Parole nette, toni drammatici, una mappa di rischi geopolitici tracciata in diretta davanti al Parlamento. Giorgia Meloni prende la parola alla Camera e, nel pieno della crisi tra Stati Uniti e Iran, dipinge uno scenario cupo: l’Europa è travolta da un’escalation che corre su più fronti – e l’Italia non può far finta di nulla. Nel giorno in cui si prepara il prossimo Consiglio europeo, la presidente del Consiglio rompe la cautela che aveva fin qui accompagnato la posizione italiana. Lo fa parlando di armi nucleari, ambasciate da spostare, rischi energetici, e soprattutto di un effetto domino regionale che potrebbe infiammare il Mediterraneo.
“Molto pericoloso che l’Iran si doti dell’arma nucleare”, avverte Meloni. Non soltanto per la minaccia in sé, ma perché – spiega – “innescherebbe una rincorsa alle armi atomiche in altre zone dell’area”. Il messaggio è chiaro: se Teheran si dota della bomba, altri seguiranno. Il riferimento va a Arabia Saudita, Turchia, Egitto, potenze che finora hanno frenato ma che potrebbero sentirsi legittimate ad alzare l’asticella della deterrenza, dando il via a una nuova corsa agli armamenti nel cuore del Medio Oriente.

Ipotesi Oman e ambiguità diplomatiche
Nel passaggio forse più sorprendente del suo intervento, Meloni annuncia che è allo studio il trasferimento temporaneo dell’ambasciata italiana da Teheran a Mascate, capitale dell’Oman. Un’eventualità che, se confermata, rappresenterebbe una svolta diplomatica netta e un segnale di forte allarme sulla sicurezza del personale italiano nella Repubblica islamica. Non accade spesso che un Paese europeo ridislochi la propria rappresentanza per ragioni di rischio immediato. Il fatto che se ne discuta apertamente alla Camera è indicativo della gravità della situazione.

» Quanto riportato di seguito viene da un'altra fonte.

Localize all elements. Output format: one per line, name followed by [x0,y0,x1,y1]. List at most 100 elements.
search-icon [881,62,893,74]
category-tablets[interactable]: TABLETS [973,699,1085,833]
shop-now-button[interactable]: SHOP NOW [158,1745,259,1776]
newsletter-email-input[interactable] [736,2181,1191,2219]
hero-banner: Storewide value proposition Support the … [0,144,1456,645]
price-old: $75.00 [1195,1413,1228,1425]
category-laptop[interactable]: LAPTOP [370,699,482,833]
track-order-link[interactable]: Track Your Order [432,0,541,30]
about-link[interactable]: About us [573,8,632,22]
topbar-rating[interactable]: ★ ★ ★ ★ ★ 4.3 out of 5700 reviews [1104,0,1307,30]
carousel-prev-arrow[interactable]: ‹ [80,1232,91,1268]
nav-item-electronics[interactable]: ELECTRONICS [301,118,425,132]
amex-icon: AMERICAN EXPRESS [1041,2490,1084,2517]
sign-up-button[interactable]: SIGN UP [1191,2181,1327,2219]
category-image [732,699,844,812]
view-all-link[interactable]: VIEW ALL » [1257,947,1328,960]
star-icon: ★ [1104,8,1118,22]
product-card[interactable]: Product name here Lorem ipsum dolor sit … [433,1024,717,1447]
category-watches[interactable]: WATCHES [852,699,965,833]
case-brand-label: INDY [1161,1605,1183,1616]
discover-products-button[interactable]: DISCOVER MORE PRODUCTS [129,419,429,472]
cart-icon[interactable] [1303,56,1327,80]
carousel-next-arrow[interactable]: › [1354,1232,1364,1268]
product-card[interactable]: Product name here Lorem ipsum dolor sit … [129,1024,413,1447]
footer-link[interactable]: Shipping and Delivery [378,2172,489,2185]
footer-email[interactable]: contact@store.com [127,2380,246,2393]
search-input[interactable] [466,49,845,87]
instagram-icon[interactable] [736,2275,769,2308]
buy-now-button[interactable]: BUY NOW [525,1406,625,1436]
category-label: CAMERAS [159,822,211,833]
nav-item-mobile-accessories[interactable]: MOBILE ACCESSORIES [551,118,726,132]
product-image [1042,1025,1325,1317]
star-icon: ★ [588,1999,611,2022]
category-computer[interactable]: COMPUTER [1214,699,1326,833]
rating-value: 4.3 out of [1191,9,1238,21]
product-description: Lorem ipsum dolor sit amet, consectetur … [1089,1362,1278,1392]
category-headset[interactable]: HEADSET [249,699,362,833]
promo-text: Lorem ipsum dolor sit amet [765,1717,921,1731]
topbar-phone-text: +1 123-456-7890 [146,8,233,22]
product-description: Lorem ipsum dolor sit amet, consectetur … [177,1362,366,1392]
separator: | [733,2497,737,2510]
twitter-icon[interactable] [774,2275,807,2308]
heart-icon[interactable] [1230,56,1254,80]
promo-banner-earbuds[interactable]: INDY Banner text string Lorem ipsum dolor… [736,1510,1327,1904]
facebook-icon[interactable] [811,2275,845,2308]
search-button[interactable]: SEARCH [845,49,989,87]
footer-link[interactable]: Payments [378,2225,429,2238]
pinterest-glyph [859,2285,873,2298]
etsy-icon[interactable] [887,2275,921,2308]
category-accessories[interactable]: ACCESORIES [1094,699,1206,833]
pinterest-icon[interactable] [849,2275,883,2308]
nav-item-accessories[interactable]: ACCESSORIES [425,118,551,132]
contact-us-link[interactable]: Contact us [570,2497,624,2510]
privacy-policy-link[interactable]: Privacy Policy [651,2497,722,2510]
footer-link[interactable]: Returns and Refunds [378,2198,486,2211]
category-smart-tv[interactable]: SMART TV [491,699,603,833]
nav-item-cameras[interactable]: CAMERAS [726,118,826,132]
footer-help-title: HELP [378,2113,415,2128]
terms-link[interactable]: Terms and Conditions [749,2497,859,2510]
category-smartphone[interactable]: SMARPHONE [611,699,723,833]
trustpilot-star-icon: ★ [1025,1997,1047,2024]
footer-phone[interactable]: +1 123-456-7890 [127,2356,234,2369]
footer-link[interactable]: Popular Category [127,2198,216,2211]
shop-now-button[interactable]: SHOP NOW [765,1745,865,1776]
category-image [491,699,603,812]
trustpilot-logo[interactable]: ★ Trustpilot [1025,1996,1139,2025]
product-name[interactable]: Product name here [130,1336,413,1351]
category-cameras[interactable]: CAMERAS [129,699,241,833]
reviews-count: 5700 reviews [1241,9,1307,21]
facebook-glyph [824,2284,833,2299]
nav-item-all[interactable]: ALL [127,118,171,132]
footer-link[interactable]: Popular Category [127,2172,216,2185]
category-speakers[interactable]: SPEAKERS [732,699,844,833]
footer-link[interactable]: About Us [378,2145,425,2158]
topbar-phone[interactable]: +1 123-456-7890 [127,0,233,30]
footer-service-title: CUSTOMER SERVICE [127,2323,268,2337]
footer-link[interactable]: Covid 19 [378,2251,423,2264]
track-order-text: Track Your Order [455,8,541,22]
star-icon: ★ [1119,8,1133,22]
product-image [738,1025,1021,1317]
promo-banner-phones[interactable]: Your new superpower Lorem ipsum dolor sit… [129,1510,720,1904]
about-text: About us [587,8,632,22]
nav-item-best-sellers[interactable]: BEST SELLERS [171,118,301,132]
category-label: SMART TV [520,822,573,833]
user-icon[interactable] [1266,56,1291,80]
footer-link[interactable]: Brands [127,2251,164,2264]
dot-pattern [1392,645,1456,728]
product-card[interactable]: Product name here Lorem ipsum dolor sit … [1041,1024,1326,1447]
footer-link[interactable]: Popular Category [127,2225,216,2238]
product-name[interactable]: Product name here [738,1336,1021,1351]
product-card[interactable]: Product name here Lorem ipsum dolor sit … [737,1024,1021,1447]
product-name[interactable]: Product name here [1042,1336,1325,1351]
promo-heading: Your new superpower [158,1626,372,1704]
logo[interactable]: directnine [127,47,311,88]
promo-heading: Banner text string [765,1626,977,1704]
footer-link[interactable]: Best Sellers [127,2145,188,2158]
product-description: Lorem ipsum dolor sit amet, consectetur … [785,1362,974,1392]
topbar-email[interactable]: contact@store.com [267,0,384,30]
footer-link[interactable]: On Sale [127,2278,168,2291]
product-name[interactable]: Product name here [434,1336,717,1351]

Meloni ha voluto anche sgombrare il campo da possibili ambiguità sul ruolo dell’Italia nell’attacco statunitense contro i siti nucleari iraniani. “Nessun aereo è partito da basi italiane e la nostra nazione non ha in alcun modo partecipato ad azioni militari”, ha chiarito in Aula. Una precisazione importante, perché nelle ore successive al raid diverse ricostruzioni giornalistiche avevano evocato una possibile complicità logistica di Paesi europei. Meloni ha chiuso la porta a ogni speculazione, ma il tema della presenza militare USA in Italia resta sensibile e potenzialmente divisivo in caso di ulteriori escalation.
Gaza, cambio di tono e richiesta di tregua
Anche su Gaza la premier ha adottato un tono diverso rispetto alle posizioni iniziali. Dopo aver difeso il diritto di Israele a reagire all’attacco del 7 ottobre, ora sottolinea che “la reazione legittima sta assumendo forme drammatiche e inaccettabili”. È un passaggio rilevante, che segna una presa di distanza: Roma non ritira il sostegno a Israele, ma chiede ora esplicitamente un cessate il fuoco e fa sapere che porterà questa posizione al tavolo europeo. In un contesto di polarizzazione crescente, è un messaggio che potrebbe avere conseguenze nei rapporti diplomatici.
Nel frattempo, l’Italia continua a muoversi per assicurare i propri approvvigionamenti energetici e blindare la tenuta economica del Paese. “Ci siamo occupati di garantire le forniture necessarie”, ha detto Meloni, pur ammettendo che “l’acuirsi della crisi genera preoccupazione per le ripercussioni”. Il quadro che emerge è quello di un’Italia sotto pressione su più fronti, impegnata a evitare che i riflessi del conflitto arrivino fino a casa nostra, sia in termini economici sia di sicurezza interna.

Appello all’Europa, ma senza illusioni
Nel suo intervento la premier ha rilanciato anche un tema caro alla destra di governo: l’Unione europea si occupi solo di ciò che conta davvero. Il richiamo al principio di sussidiarietà serve a rivendicare la necessità che Bruxelles concentri le sue forze su energia, difesa, politica estera, e non su ambiti che – dice – “possono essere meglio gestiti a livello nazionale”. Un modo per ribadire che l’Italia è disposta a fare la sua parte, ma solo dentro un quadro chiaro di priorità strategiche condivise.
Infine, il tono si fa più grave. “Comprendiamo bene gli enormi rischi legati all’escalation”, dice Meloni. Il Consiglio europeo, conclude, “si terrà in un frangente internazionale particolarmente complesso” e sarà decisivo per capire se l’Europa è ancora capace di reagire unita. Ma la sensazione che traspare dal suo discorso è opposta: che il vero pericolo oggi sia proprio questo vuoto di reazione. E che l’Italia rischi più di quanto ammetta.